Rechtsmissbräuchliches Gebot und Wertgrenzen
Der BGH bestätigte, dass ein rechtsmissbräuchliches Gebot nicht dazu führen darf, den Schutz der Wertgrenzen künstlich zu beseitigen. Ein solches Gebot kann deshalb so behandelt werden, dass die Wertgrenze des § 85a ZVG für spätere Termine fortgilt. Damit wird verhindert, dass der Schuldnerschutz durch ein nicht ernsthaftes Gebot unterlaufen wird.
Im Verfahren V ZB 90/12 war dieser Schutz nach Auffassung des Senats ausreichend gewahrt. Das spätere Meistgebot lag oberhalb der 5/10-Grenze. Der frühere Vorgang hinderte die Zuschlagserteilung daher nicht mehr.
Die Abgabe des unwirksamen Gebots wurde ausreichend dadurch sanktioniert, dass die Wertgrenze des § 85a ZVG weiter galt.
Vollstreckungsschutz nur bei besonderen Umständen
Auch der Vollstreckungsschutzantrag der Schuldnerin blieb ohne Erfolg. Der BGH betonte erneut die engen Voraussetzungen des § 765a ZPO. Materielle Einwendungen gegen Bestand oder Höhe der Forderungen sind im formalisierten Vollstreckungsverfahren grundsätzlich nicht vom Vollstreckungsgericht zu prüfen, sondern gehören vor das Prozessgericht.
Ebenso genügte die nicht näher belegte Erwartung eines späteren freihändigen Verkaufs nicht, um den Zuschlag zu verhindern. Wirtschaftliche Nachteile und allgemeine Belastungen durch das Verfahren reichen für Vollstreckungsschutz regelmäßig nicht aus. Erforderlich sind ganz besondere Umstände, die eine Zuschlagserteilung als mit den guten Sitten unvereinbare Härte erscheinen lassen.
Bedeutung für die Praxis
Die Entscheidung ist für Schuldner, Gläubiger, Bieter und Vollstreckungsgerichte bedeutsam. Praktisch wichtig sind insbesondere:
- Nicht ernsthaft abgegebene Gebote dürfen den Schutz der Wertgrenzen nicht aushebeln.

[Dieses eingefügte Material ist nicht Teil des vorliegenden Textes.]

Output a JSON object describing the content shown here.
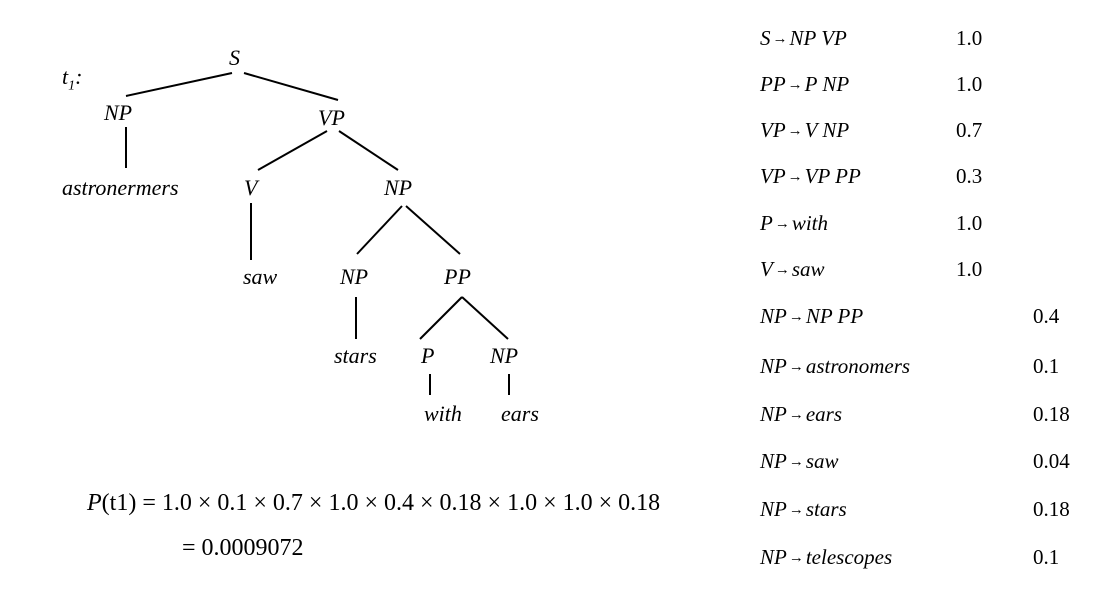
{
  "tree": {
    "label_name": "t",
    "label_sub": "1",
    "label_colon": ":",
    "nodes": {
      "s": "S",
      "np_left": "NP",
      "vp": "VP",
      "astronermers": "astronermers",
      "v": "V",
      "np_obj": "NP",
      "saw": "saw",
      "np_inner": "NP",
      "pp": "PP",
      "stars": "stars",
      "p": "P",
      "np_ears": "NP",
      "with": "with",
      "ears": "ears"
    }
  },
  "formula": {
    "line1_lhs_p": "P",
    "line1_lhs_arg": "(t1)",
    "line1_rhs": "= 1.0 × 0.1 × 0.7 × 1.0 × 0.4 × 0.18 × 1.0 × 1.0 × 0.18",
    "line2": "= 0.0009072"
  },
  "rules": [
    {
      "lhs": "S",
      "rhs": "NP VP",
      "prob": "1.0"
    },
    {
      "lhs": "PP",
      "rhs": "P NP",
      "prob": "1.0"
    },
    {
      "lhs": "VP",
      "rhs": "V NP",
      "prob": "0.7"
    },
    {
      "lhs": "VP",
      "rhs": "VP PP",
      "prob": "0.3"
    },
    {
      "lhs": "P",
      "rhs": "with",
      "prob": "1.0"
    },
    {
      "lhs": "V",
      "rhs": "saw",
      "prob": "1.0"
    },
    {
      "lhs": "NP",
      "rhs": "NP PP",
      "prob": "0.4"
    },
    {
      "lhs": "NP",
      "rhs": "astronomers",
      "prob": "0.1"
    },
    {
      "lhs": "NP",
      "rhs": "ears",
      "prob": "0.18"
    },
    {
      "lhs": "NP",
      "rhs": "saw",
      "prob": "0.04"
    },
    {
      "lhs": "NP",
      "rhs": "stars",
      "prob": "0.18"
    },
    {
      "lhs": "NP",
      "rhs": "telescopes",
      "prob": "0.1"
    }
  ]
}
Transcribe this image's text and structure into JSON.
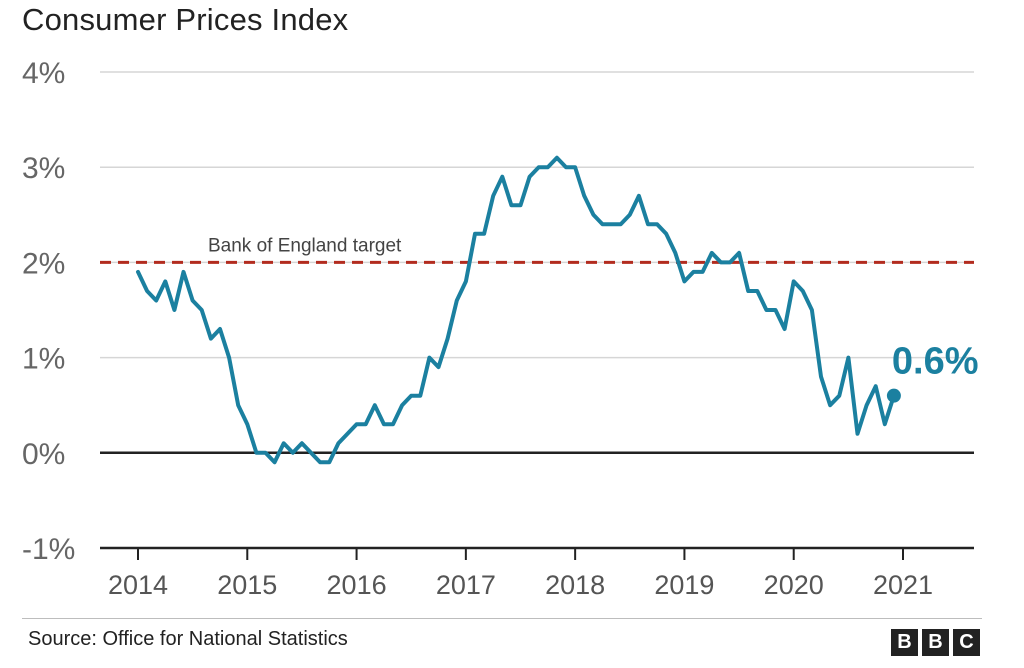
{
  "chart_data": {
    "type": "line",
    "title": "Consumer Prices Index",
    "ylim": [
      -1,
      4
    ],
    "yticks": [
      "4%",
      "3%",
      "2%",
      "1%",
      "0%",
      "-1%"
    ],
    "ytick_values": [
      4,
      3,
      2,
      1,
      0,
      -1
    ],
    "xticks": [
      "2014",
      "2015",
      "2016",
      "2017",
      "2018",
      "2019",
      "2020",
      "2021"
    ],
    "xtick_values": [
      2014,
      2015,
      2016,
      2017,
      2018,
      2019,
      2020,
      2021
    ],
    "grid": true,
    "reference_line": {
      "label": "Bank of England target",
      "value": 2,
      "color": "#b22c1f"
    },
    "end_label": "0.6%",
    "colors": {
      "series": "#1b80a0",
      "target": "#b22c1f",
      "grid": "#d6d6d6",
      "axis": "#222222"
    },
    "series": [
      {
        "values": [
          {
            "x": "2014-01",
            "y": 1.9
          },
          {
            "x": "2014-02",
            "y": 1.7
          },
          {
            "x": "2014-03",
            "y": 1.6
          },
          {
            "x": "2014-04",
            "y": 1.8
          },
          {
            "x": "2014-05",
            "y": 1.5
          },
          {
            "x": "2014-06",
            "y": 1.9
          },
          {
            "x": "2014-07",
            "y": 1.6
          },
          {
            "x": "2014-08",
            "y": 1.5
          },
          {
            "x": "2014-09",
            "y": 1.2
          },
          {
            "x": "2014-10",
            "y": 1.3
          },
          {
            "x": "2014-11",
            "y": 1.0
          },
          {
            "x": "2014-12",
            "y": 0.5
          },
          {
            "x": "2015-01",
            "y": 0.3
          },
          {
            "x": "2015-02",
            "y": 0.0
          },
          {
            "x": "2015-03",
            "y": 0.0
          },
          {
            "x": "2015-04",
            "y": -0.1
          },
          {
            "x": "2015-05",
            "y": 0.1
          },
          {
            "x": "2015-06",
            "y": 0.0
          },
          {
            "x": "2015-07",
            "y": 0.1
          },
          {
            "x": "2015-08",
            "y": 0.0
          },
          {
            "x": "2015-09",
            "y": -0.1
          },
          {
            "x": "2015-10",
            "y": -0.1
          },
          {
            "x": "2015-11",
            "y": 0.1
          },
          {
            "x": "2015-12",
            "y": 0.2
          },
          {
            "x": "2016-01",
            "y": 0.3
          },
          {
            "x": "2016-02",
            "y": 0.3
          },
          {
            "x": "2016-03",
            "y": 0.5
          },
          {
            "x": "2016-04",
            "y": 0.3
          },
          {
            "x": "2016-05",
            "y": 0.3
          },
          {
            "x": "2016-06",
            "y": 0.5
          },
          {
            "x": "2016-07",
            "y": 0.6
          },
          {
            "x": "2016-08",
            "y": 0.6
          },
          {
            "x": "2016-09",
            "y": 1.0
          },
          {
            "x": "2016-10",
            "y": 0.9
          },
          {
            "x": "2016-11",
            "y": 1.2
          },
          {
            "x": "2016-12",
            "y": 1.6
          },
          {
            "x": "2017-01",
            "y": 1.8
          },
          {
            "x": "2017-02",
            "y": 2.3
          },
          {
            "x": "2017-03",
            "y": 2.3
          },
          {
            "x": "2017-04",
            "y": 2.7
          },
          {
            "x": "2017-05",
            "y": 2.9
          },
          {
            "x": "2017-06",
            "y": 2.6
          },
          {
            "x": "2017-07",
            "y": 2.6
          },
          {
            "x": "2017-08",
            "y": 2.9
          },
          {
            "x": "2017-09",
            "y": 3.0
          },
          {
            "x": "2017-10",
            "y": 3.0
          },
          {
            "x": "2017-11",
            "y": 3.1
          },
          {
            "x": "2017-12",
            "y": 3.0
          },
          {
            "x": "2018-01",
            "y": 3.0
          },
          {
            "x": "2018-02",
            "y": 2.7
          },
          {
            "x": "2018-03",
            "y": 2.5
          },
          {
            "x": "2018-04",
            "y": 2.4
          },
          {
            "x": "2018-05",
            "y": 2.4
          },
          {
            "x": "2018-06",
            "y": 2.4
          },
          {
            "x": "2018-07",
            "y": 2.5
          },
          {
            "x": "2018-08",
            "y": 2.7
          },
          {
            "x": "2018-09",
            "y": 2.4
          },
          {
            "x": "2018-10",
            "y": 2.4
          },
          {
            "x": "2018-11",
            "y": 2.3
          },
          {
            "x": "2018-12",
            "y": 2.1
          },
          {
            "x": "2019-01",
            "y": 1.8
          },
          {
            "x": "2019-02",
            "y": 1.9
          },
          {
            "x": "2019-03",
            "y": 1.9
          },
          {
            "x": "2019-04",
            "y": 2.1
          },
          {
            "x": "2019-05",
            "y": 2.0
          },
          {
            "x": "2019-06",
            "y": 2.0
          },
          {
            "x": "2019-07",
            "y": 2.1
          },
          {
            "x": "2019-08",
            "y": 1.7
          },
          {
            "x": "2019-09",
            "y": 1.7
          },
          {
            "x": "2019-10",
            "y": 1.5
          },
          {
            "x": "2019-11",
            "y": 1.5
          },
          {
            "x": "2019-12",
            "y": 1.3
          },
          {
            "x": "2020-01",
            "y": 1.8
          },
          {
            "x": "2020-02",
            "y": 1.7
          },
          {
            "x": "2020-03",
            "y": 1.5
          },
          {
            "x": "2020-04",
            "y": 0.8
          },
          {
            "x": "2020-05",
            "y": 0.5
          },
          {
            "x": "2020-06",
            "y": 0.6
          },
          {
            "x": "2020-07",
            "y": 1.0
          },
          {
            "x": "2020-08",
            "y": 0.2
          },
          {
            "x": "2020-09",
            "y": 0.5
          },
          {
            "x": "2020-10",
            "y": 0.7
          },
          {
            "x": "2020-11",
            "y": 0.3
          },
          {
            "x": "2020-12",
            "y": 0.6
          }
        ]
      }
    ]
  },
  "footer": {
    "source": "Source: Office for National Statistics",
    "logo_letters": [
      "B",
      "B",
      "C"
    ]
  }
}
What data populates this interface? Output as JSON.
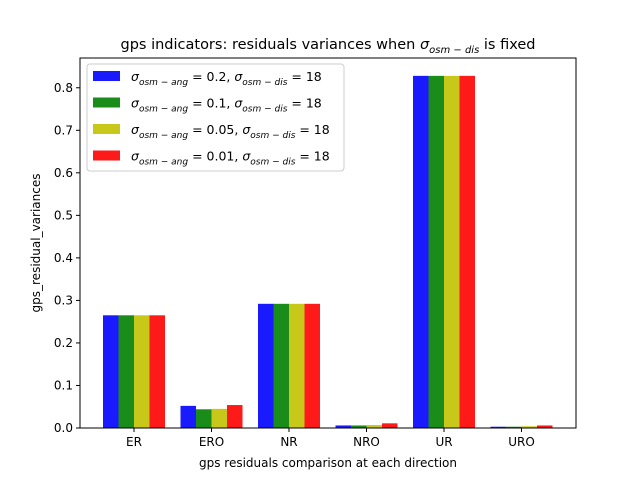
{
  "chart_data": {
    "type": "bar",
    "title": {
      "prefix": "gps indicators: residuals variances when ",
      "sym": "σ",
      "sub": "osm − dis",
      "suffix": " is fixed"
    },
    "xlabel": "gps residuals comparison at each direction",
    "ylabel": "gps_residual_variances",
    "categories": [
      "ER",
      "ERO",
      "NR",
      "NRO",
      "UR",
      "URO"
    ],
    "ylim": [
      0,
      0.87
    ],
    "yticks": [
      "0.0",
      "0.1",
      "0.2",
      "0.3",
      "0.4",
      "0.5",
      "0.6",
      "0.7",
      "0.8"
    ],
    "legend_position": "upper-left",
    "grid": false,
    "series": [
      {
        "label": {
          "sym1": "σ",
          "sub1": "osm − ang",
          "val1": " = 0.2, ",
          "sym2": "σ",
          "sub2": "osm − dis",
          "val2": " = 18"
        },
        "color": "#1a1aff",
        "values": [
          0.265,
          0.052,
          0.292,
          0.006,
          0.828,
          0.003
        ]
      },
      {
        "label": {
          "sym1": "σ",
          "sub1": "osm − ang",
          "val1": " = 0.1, ",
          "sym2": "σ",
          "sub2": "osm − dis",
          "val2": " = 18"
        },
        "color": "#1a8c1a",
        "values": [
          0.265,
          0.044,
          0.292,
          0.006,
          0.828,
          0.003
        ]
      },
      {
        "label": {
          "sym1": "σ",
          "sub1": "osm − ang",
          "val1": " = 0.05, ",
          "sym2": "σ",
          "sub2": "osm − dis",
          "val2": " = 18"
        },
        "color": "#c8c81a",
        "values": [
          0.265,
          0.045,
          0.292,
          0.007,
          0.828,
          0.004
        ]
      },
      {
        "label": {
          "sym1": "σ",
          "sub1": "osm − ang",
          "val1": " = 0.01, ",
          "sym2": "σ",
          "sub2": "osm − dis",
          "val2": " = 18"
        },
        "color": "#ff1a1a",
        "values": [
          0.265,
          0.054,
          0.292,
          0.011,
          0.828,
          0.006
        ]
      }
    ]
  }
}
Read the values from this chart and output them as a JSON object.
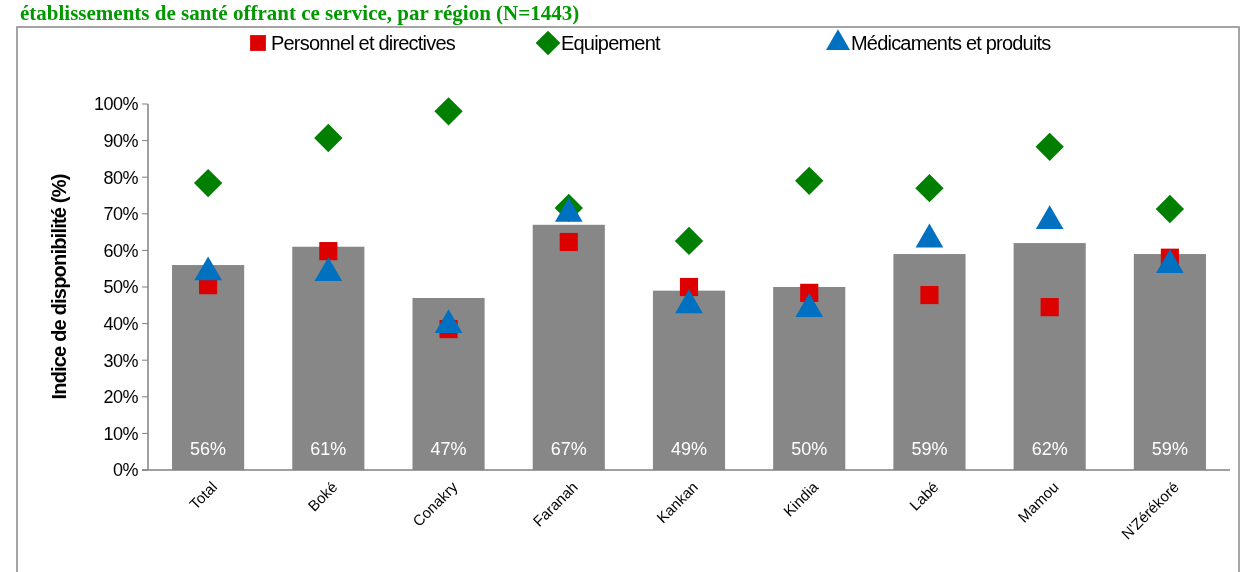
{
  "chart_data": {
    "type": "bar",
    "title": "établissements de santé offrant ce service, par région (N=1443)",
    "ylabel": "Indice de disponibilité (%)",
    "categories": [
      "Total",
      "Boké",
      "Conakry",
      "Faranah",
      "Kankan",
      "Kindia",
      "Labé",
      "Mamou",
      "N'Zérékoré"
    ],
    "series": [
      {
        "color": "#878787",
        "values": [
          56,
          61,
          47,
          67,
          49,
          50,
          59,
          62,
          59
        ],
        "value_labels": [
          "56%",
          "61%",
          "47%",
          "67%",
          "49%",
          "50%",
          "59%",
          "62%",
          "59%"
        ]
      },
      {
        "type": "scatter",
        "name": "Personnel et directives",
        "color": "#dd0000",
        "marker": "square",
        "values": [
          50.5,
          59.8,
          38.5,
          62.3,
          50,
          48.4,
          47.8,
          44.5,
          58
        ]
      },
      {
        "type": "scatter",
        "name": "Equipement",
        "color": "#007f00",
        "marker": "diamond",
        "values": [
          78.4,
          90.7,
          98,
          71.6,
          62.6,
          79,
          77,
          88.3,
          71.3
        ]
      },
      {
        "type": "scatter",
        "name": "Médicaments et produits",
        "color": "#0070c0",
        "marker": "triangle",
        "values": [
          54,
          53.8,
          39.6,
          70,
          45,
          44,
          63,
          68,
          56
        ]
      }
    ],
    "ylim": [
      0,
      100
    ],
    "yticks": [
      {
        "value": 0,
        "label": "0%"
      },
      {
        "value": 10,
        "label": "10%"
      },
      {
        "value": 20,
        "label": "20%"
      },
      {
        "value": 30,
        "label": "30%"
      },
      {
        "value": 40,
        "label": "40%"
      },
      {
        "value": 50,
        "label": "50%"
      },
      {
        "value": 60,
        "label": "60%"
      },
      {
        "value": 70,
        "label": "70%"
      },
      {
        "value": 80,
        "label": "80%"
      },
      {
        "value": 90,
        "label": "90%"
      },
      {
        "value": 100,
        "label": "100%"
      }
    ],
    "legend": "top",
    "grid": false
  }
}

- Die Fortgeltung des § 85a ZVG kann eine angemessene Reaktion auf Rechtsmissbrauch sein.
- Ein späteres zuschlagsfähiges Gebot bleibt möglich, wenn die gesetzlichen Grenzen eingehalten sind.
- Vollstreckungsschutz erfordert konkret belegte außergewöhnliche Umstände.
Die Kanzlei ordnet den Beschluss als praxisrelevante Klarstellung zum Umgang mit rechtsmissbräuchlichen Geboten und zu den Grenzen des Vollstreckungsschutzes ein.